No matter how much you eat at the Thanksgiving table, when all is said and done there’s a mangled carcass left behind. Instead of throwing it out, make turkey stock. It can be used anywhere chicken stock is, from soup to main courses.

This recipe was featured as part of our Thanksgiving Leftovers photo gallery.

INGREDIENTS
  • 1 turkey carcass
  • 2 medium stalks celery, coarsely chopped
  • 1 large carrot, coarsely chopped
  • 1 medium yellow onion, quartered
  • 1 medium bay leaf
  • 1 teaspoon whole black peppercorns
  • 6 sprigs fresh thyme
INSTRUCTIONS
  1. Break up carcass with a meat mallet or cleaver so it fits in a stockpot (at least 15 quarts), then add remaining ingredients. Add enough cold water to cover the bones by 2 inches and bring to a boil over high heat. Reduce heat to low and simmer, skimming occasionally, until turkey flavor comes through in the stock, about 2 to 3 hours.
  2. Strain through a fine mesh strainer into large heatproof containers. Let cool to room temperature, then refrigerate or freeze.
    Write a review | 8 Reviews
  • i've been doing variation of this in a vey low (250-degree) oven rather than stove top.

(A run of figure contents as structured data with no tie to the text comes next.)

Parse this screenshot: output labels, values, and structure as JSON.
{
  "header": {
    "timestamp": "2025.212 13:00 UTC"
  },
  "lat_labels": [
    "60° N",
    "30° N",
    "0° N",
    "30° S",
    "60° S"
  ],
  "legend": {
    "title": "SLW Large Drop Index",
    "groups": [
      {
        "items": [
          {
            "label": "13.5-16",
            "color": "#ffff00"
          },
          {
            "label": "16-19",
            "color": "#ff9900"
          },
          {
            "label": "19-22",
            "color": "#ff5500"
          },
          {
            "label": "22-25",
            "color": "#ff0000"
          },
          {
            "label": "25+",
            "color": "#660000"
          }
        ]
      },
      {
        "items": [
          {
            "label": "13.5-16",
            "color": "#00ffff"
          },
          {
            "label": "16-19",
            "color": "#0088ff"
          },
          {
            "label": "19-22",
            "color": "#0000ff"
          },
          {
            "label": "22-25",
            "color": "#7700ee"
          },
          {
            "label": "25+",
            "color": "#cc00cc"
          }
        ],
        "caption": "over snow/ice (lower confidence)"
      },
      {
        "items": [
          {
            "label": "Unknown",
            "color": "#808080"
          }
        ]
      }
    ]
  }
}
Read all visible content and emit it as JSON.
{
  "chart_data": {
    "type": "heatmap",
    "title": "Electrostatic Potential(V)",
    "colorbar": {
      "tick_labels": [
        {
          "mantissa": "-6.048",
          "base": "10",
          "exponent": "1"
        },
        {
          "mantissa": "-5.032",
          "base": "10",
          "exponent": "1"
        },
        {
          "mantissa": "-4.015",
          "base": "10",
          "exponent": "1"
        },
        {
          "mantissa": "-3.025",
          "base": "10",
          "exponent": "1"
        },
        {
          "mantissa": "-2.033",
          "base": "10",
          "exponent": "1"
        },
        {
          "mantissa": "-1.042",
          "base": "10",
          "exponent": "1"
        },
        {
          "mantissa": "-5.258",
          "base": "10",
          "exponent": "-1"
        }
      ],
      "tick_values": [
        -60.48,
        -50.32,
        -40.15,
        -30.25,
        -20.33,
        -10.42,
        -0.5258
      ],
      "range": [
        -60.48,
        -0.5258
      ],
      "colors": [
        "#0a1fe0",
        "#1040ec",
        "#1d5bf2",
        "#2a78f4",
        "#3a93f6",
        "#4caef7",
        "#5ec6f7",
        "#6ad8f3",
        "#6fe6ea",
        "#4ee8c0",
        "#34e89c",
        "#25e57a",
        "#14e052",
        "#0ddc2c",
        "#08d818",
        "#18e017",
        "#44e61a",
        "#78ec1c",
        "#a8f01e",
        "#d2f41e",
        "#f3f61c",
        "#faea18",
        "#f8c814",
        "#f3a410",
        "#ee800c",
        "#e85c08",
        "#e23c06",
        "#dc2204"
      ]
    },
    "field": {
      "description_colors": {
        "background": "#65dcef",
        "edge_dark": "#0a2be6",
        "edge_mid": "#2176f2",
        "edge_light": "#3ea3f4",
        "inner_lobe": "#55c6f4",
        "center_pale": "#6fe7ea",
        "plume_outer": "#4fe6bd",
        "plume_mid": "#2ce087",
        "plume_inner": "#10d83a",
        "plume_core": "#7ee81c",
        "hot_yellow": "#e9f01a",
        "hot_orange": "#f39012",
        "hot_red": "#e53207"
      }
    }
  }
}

    instead of a stockpot, i use a turkey roaster or other large roasting pan. and i bring the carcass (during the year, i save and freeze the carcasses of rotisserie chickens until a have a couple of pounds) and water to a boil on top of the stove, then transfer to the oven and simmer for at least 4 hours before adding the veggies and aromatics (i substitute fennel, including the fronds, along with a couple of cloves of garlic and some peppercorns), and continue at 250-degrees for at least another hour (usually 2).

  • It can last pretty much forever in the freezer.

  • So how long does frozen turkey stock last?

  • Instead of putting ice in the stock and watering it down, simply throw your ice cubes in a ziplock back and toss it in the pot. then put the whole thing in the fridge.

    Cools very quickly.

    PS- Dont peel your onions as the skins add gold colour to the stock

  • When I want to cool a soup or broth quickly, I use less water when prepping THEN add ice when finished to cool quickly.

    By using less water at beginning, the soup or broth is NOT deluted when ice is added for cooling

  • This is similar to the basic stock recipe in Julia Childs "The Way to Cook" - very easy, very tasty.

  • Before freezing, we usually skim off the layer of hardened fat after refrigerating the stock overnight. Then we divide into quart size portions (recycled yogurt containers) and freeze.

  • Cooling the stock at room temperature is asking for contamination. The stock should be cooled quickly by filling a sink with ice water and salt and immersing the pot in the brine. It will cool quickly and safely.